7. Using the results for reproducible protocols
Save the computed RPM, radii, and RCF values to document a protocol. Record whether RCF is quoted at average radius or at maximum radius. For multi-lab work, sharing RCF rather than RPM improves comparability across different rotor geometries and centrifuge models.
FAQs
1) Should I enter average radius or min and max radius?
Use min and max when tube length is significant. The calculator shows RCF at both ends and at the average. If you only have one value from a manual, enter it as the average radius.
2) Why does RCF change so much for the same RPM?

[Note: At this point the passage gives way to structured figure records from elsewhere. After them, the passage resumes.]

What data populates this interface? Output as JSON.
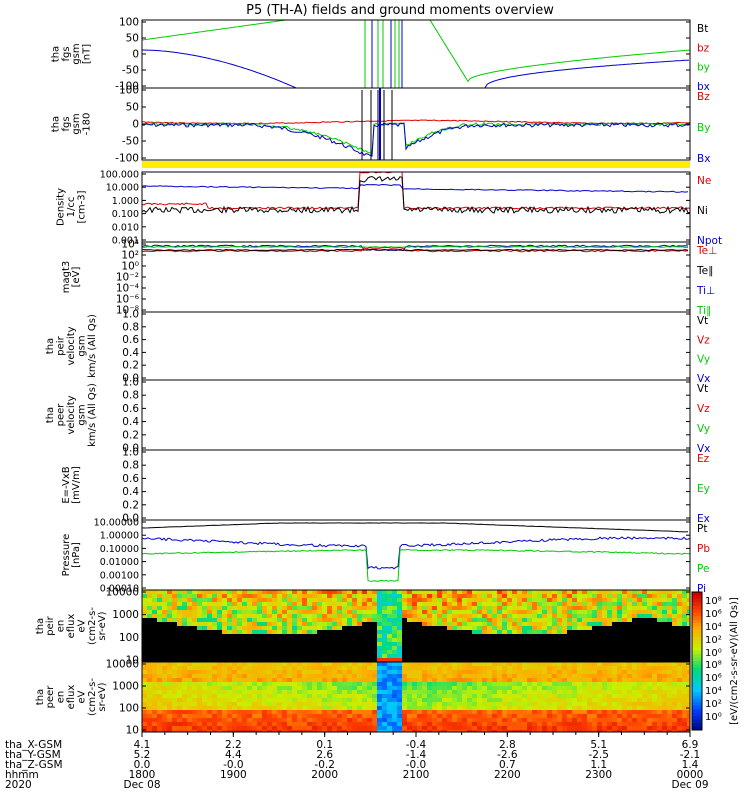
{
  "title": "P5 (TH-A) fields and ground moments overview",
  "colors": {
    "black": "#000000",
    "red": "#e00000",
    "green": "#00cc00",
    "blue": "#0000cc",
    "yellow": "#ffee00"
  },
  "chart_data": [
    {
      "type": "line",
      "name": "fgs",
      "ylabel_lines": [
        "tha",
        "fgs",
        "gsm",
        "[nT]"
      ],
      "yticks": [
        "100",
        "50",
        "0",
        "-50",
        "-100"
      ],
      "ylim": [
        -100,
        100
      ],
      "legend": [
        {
          "label": "Bt",
          "color": "black"
        },
        {
          "label": "bz",
          "color": "red"
        },
        {
          "label": "by",
          "color": "green"
        },
        {
          "label": "bx",
          "color": "blue"
        }
      ]
    },
    {
      "type": "line",
      "name": "fgs-dsl",
      "ylabel_lines": [
        "tha",
        "fgs",
        "gsm",
        "-180"
      ],
      "yticks": [
        "100",
        "50",
        "0",
        "-50",
        "-100"
      ],
      "ylim": [
        -120,
        120
      ],
      "legend": [
        {
          "label": "Bz",
          "color": "red"
        },
        {
          "label": "By",
          "color": "green"
        },
        {
          "label": "Bx",
          "color": "blue"
        }
      ]
    },
    {
      "type": "line",
      "name": "density",
      "ylabel_lines": [
        "Density",
        "1/cc",
        "[cm-3]"
      ],
      "yticks": [
        "100.000",
        "10.000",
        "1.000",
        "0.100",
        "0.010",
        "0.001"
      ],
      "legend": [
        {
          "label": "Ne",
          "color": "red"
        },
        {
          "label": "Ni",
          "color": "black"
        },
        {
          "label": "Npot",
          "color": "blue"
        }
      ]
    },
    {
      "type": "line",
      "name": "temperature",
      "ylabel_lines": [
        "magt3",
        "[eV]"
      ],
      "yticks": [
        "10⁴",
        "10²",
        "10⁰",
        "10⁻²",
        "10⁻⁴",
        "10⁻⁶",
        "10⁻⁸"
      ],
      "legend": [
        {
          "label": "Te⊥",
          "color": "red"
        },
        {
          "label": "Te∥",
          "color": "black"
        },
        {
          "label": "Ti⊥",
          "color": "blue"
        },
        {
          "label": "Ti∥",
          "color": "green"
        }
      ]
    },
    {
      "type": "line",
      "name": "peir-velocity",
      "ylabel_lines": [
        "tha",
        "peir",
        "velocity",
        "gsm",
        "km/s (All Qs)"
      ],
      "yticks": [
        "1.0",
        "0.8",
        "0.6",
        "0.4",
        "0.2",
        "0.0"
      ],
      "ylim": [
        0,
        1
      ],
      "legend": [
        {
          "label": "Vt",
          "color": "black"
        },
        {
          "label": "Vz",
          "color": "red"
        },
        {
          "label": "Vy",
          "color": "green"
        },
        {
          "label": "Vx",
          "color": "blue"
        }
      ]
    },
    {
      "type": "line",
      "name": "peer-velocity",
      "ylabel_lines": [
        "tha",
        "peer",
        "velocity",
        "gsm",
        "km/s (All Qs)"
      ],
      "yticks": [
        "1.0",
        "0.8",
        "0.6",
        "0.4",
        "0.2",
        "0.0"
      ],
      "ylim": [
        0,
        1
      ],
      "legend": [
        {
          "label": "Vt",
          "color": "black"
        },
        {
          "label": "Vz",
          "color": "red"
        },
        {
          "label": "Vy",
          "color": "green"
        },
        {
          "label": "Vx",
          "color": "blue"
        }
      ]
    },
    {
      "type": "line",
      "name": "e-field",
      "ylabel_lines": [
        "E=-VxB",
        "[mV/m]"
      ],
      "yticks": [
        "1.0",
        "0.8",
        "0.6",
        "0.4",
        "0.2",
        "0.0"
      ],
      "ylim": [
        0,
        1
      ],
      "legend": [
        {
          "label": "Ez",
          "color": "red"
        },
        {
          "label": "Ey",
          "color": "green"
        },
        {
          "label": "Ex",
          "color": "blue"
        }
      ]
    },
    {
      "type": "line",
      "name": "pressure",
      "ylabel_lines": [
        "Pressure",
        "[nPa]"
      ],
      "yticks": [
        "10.00000",
        "1.00000",
        "0.10000",
        "0.01000",
        "0.00100",
        "0.00010"
      ],
      "legend": [
        {
          "label": "Pt",
          "color": "black"
        },
        {
          "label": "Pb",
          "color": "red"
        },
        {
          "label": "Pe",
          "color": "green"
        },
        {
          "label": "Pi",
          "color": "blue"
        }
      ]
    },
    {
      "type": "heatmap",
      "name": "peir-eflux",
      "ylabel_lines": [
        "tha",
        "peir",
        "en",
        "eflux",
        "eV",
        "(cm2-s-",
        "sr-eV)"
      ],
      "yticks": [
        "10000",
        "1000",
        "100",
        "10"
      ]
    },
    {
      "type": "heatmap",
      "name": "peer-eflux",
      "ylabel_lines": [
        "tha",
        "peer",
        "en",
        "eflux",
        "eV",
        "(cm2-s-",
        "sr-eV)"
      ],
      "yticks": [
        "10000",
        "1000",
        "100",
        "10"
      ]
    }
  ],
  "colorbar": {
    "label": "[eV/(cm2-s-sr-eV)(All Qs)]",
    "ticks": [
      "10⁸",
      "10⁶",
      "10⁴",
      "10²",
      "10⁰"
    ]
  },
  "x_axis": {
    "row_labels": [
      "tha_X-GSM",
      "tha_Y-GSM",
      "tha_Z-GSM",
      "hhmm",
      "2020"
    ],
    "columns": [
      {
        "x": "4.1",
        "y": "5.2",
        "z": "0.0",
        "hhmm": "1800",
        "date": "Dec 08"
      },
      {
        "x": "2.2",
        "y": "4.4",
        "z": "-0.0",
        "hhmm": "1900",
        "date": ""
      },
      {
        "x": "0.1",
        "y": "2.6",
        "z": "-0.2",
        "hhmm": "2000",
        "date": ""
      },
      {
        "x": "-0.4",
        "y": "-1.4",
        "z": "-0.0",
        "hhmm": "2100",
        "date": ""
      },
      {
        "x": "2.8",
        "y": "-2.6",
        "z": "0.7",
        "hhmm": "2200",
        "date": ""
      },
      {
        "x": "5.1",
        "y": "-2.5",
        "z": "1.1",
        "hhmm": "2300",
        "date": ""
      },
      {
        "x": "6.9",
        "y": "-2.1",
        "z": "1.4",
        "hhmm": "0000",
        "date": "Dec 09"
      }
    ]
  }
}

RCF is proportional to radius and to RPM squared. Small RPM changes cause large g-force changes. Also, the sample experiences different radii along the tube, so the outer end always sees higher RCF.
3) Which radius should I use for protocols?
Many protocols quote RCF at the sample position or at maximum radius. Match what your rotor manual specifies. When sharing methods, include the radius value so others can reproduce the same force on different rotors.
4) Can I compare two rotors using tip speed?
Yes. Tip speed depends on radius and RPM, and it relates to shear and heating risk. Two rotors may deliver the same RCF but different tip speeds, so tip speed is a helpful secondary comparison.
5) What if my rotor has a rated maximum RPM but no rated RCF?
Enter the rated RPM and let the calculator estimate RCF at your radii. Use that as a planning limit, but still follow the manufacturer’s tables for temperature, tube type, and allowable load.
6) Do I need to account for temperature or viscosity here?
This calculator focuses on kinematics and g-force from geometry and speed. Temperature, viscosity, and density affect separation efficiency and run time, not the basic RCF conversion. Use your protocol or rotor guide to adjust time and conditions.